Die Menschheit beansprucht weltweit zunehmend Lebensraum. Im Jahr 2000 hat sie rund ein Viertel der weltweiten Netto-Produktion von Biomasse geerntet, verbrannt oder ihr Wachstum durch die veränderte Landnutzung verhindert. Wo natürliche Vegetation Ackerland, Städten oder Straßen weichen musste, wie im dicht besiedelten Europa und nun in vielen Tropenwaldgebieten, und wo Gewässer intensiv genutzt werden, ist das Überleben vieler Arten gefährdet.

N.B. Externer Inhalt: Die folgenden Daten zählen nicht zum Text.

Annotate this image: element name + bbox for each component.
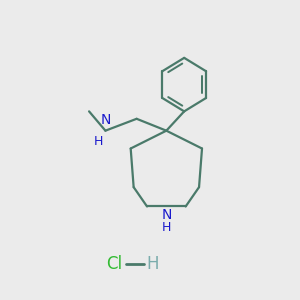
Text: N: N [161, 208, 172, 222]
Text: N: N [100, 113, 111, 127]
Text: H: H [147, 255, 159, 273]
Text: H: H [93, 135, 103, 148]
Text: Cl: Cl [106, 255, 122, 273]
Text: H: H [162, 221, 171, 234]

„Der Klimawandel wird diese Situation verschärfen, indem er die Verbreitungsgebiete vieler Pflanzen und Tiere weiter einschränkt und natürliche Prozesse in den Lebensräumen stört“, sagt Wolfgang Cramer, Leiter des PIK-Forschungsbereichs „Erdsystemanalyse“. Global sind vor allem arktische Lebensräume und Küstenökosysteme wie Korallenriffe und Mangrovenwälder bedroht. Neben „Hotspots“, meist tropischen Lebensräumen mit reicher Artenfülle, sind auch Kulturlandschaften als wertvolle Reservoirs der Biodiversität durch den Klimawandel gefährdet.
Klimawandel verändert Ökosysteme
Computersimulationen des PIK für den vierten Sachstandsbericht des UN-Klimarates IPCC zeigen, dass der Klimawandel fast alle Ökosysteme der Erde großräumig verändern wird. In weite Bereiche der baumlosen Tundra dringt Wald vor, während sich die Waldzone vom südlichen Rand her aufgrund zunehmender Trockenheit auflockert. In Mischwäldern nehmen Laubbäume gegenüber Nadelbäumen zu. Trockenheit verändert die Ökosysteme des südlichen Afrikas und könnte auch südamerikanische Regenwaldgebiete gefährden.
„Der Druck auf die Ökosysteme der Erde nimmt dramatische Ausmaße an, wenn nicht klug umgesteuert wird“, sagt Wolfgang Lucht, Leiter des PIK-Forschungsbereichs „Klimawirkung und Vulnerabilität“. Wenn die Ökosysteme durch die Landnutzung auf inselartige Schutzgebiete zurückgedrängt werden, können sie bei raschem Klimawandel nicht mehr „ausweichen“ und an anderer Stelle neu entstehen. „Auch daher ist es so wichtig, die globale Erwärmung auf zwei Grad Celsius zu begrenzen“, sagt Lucht.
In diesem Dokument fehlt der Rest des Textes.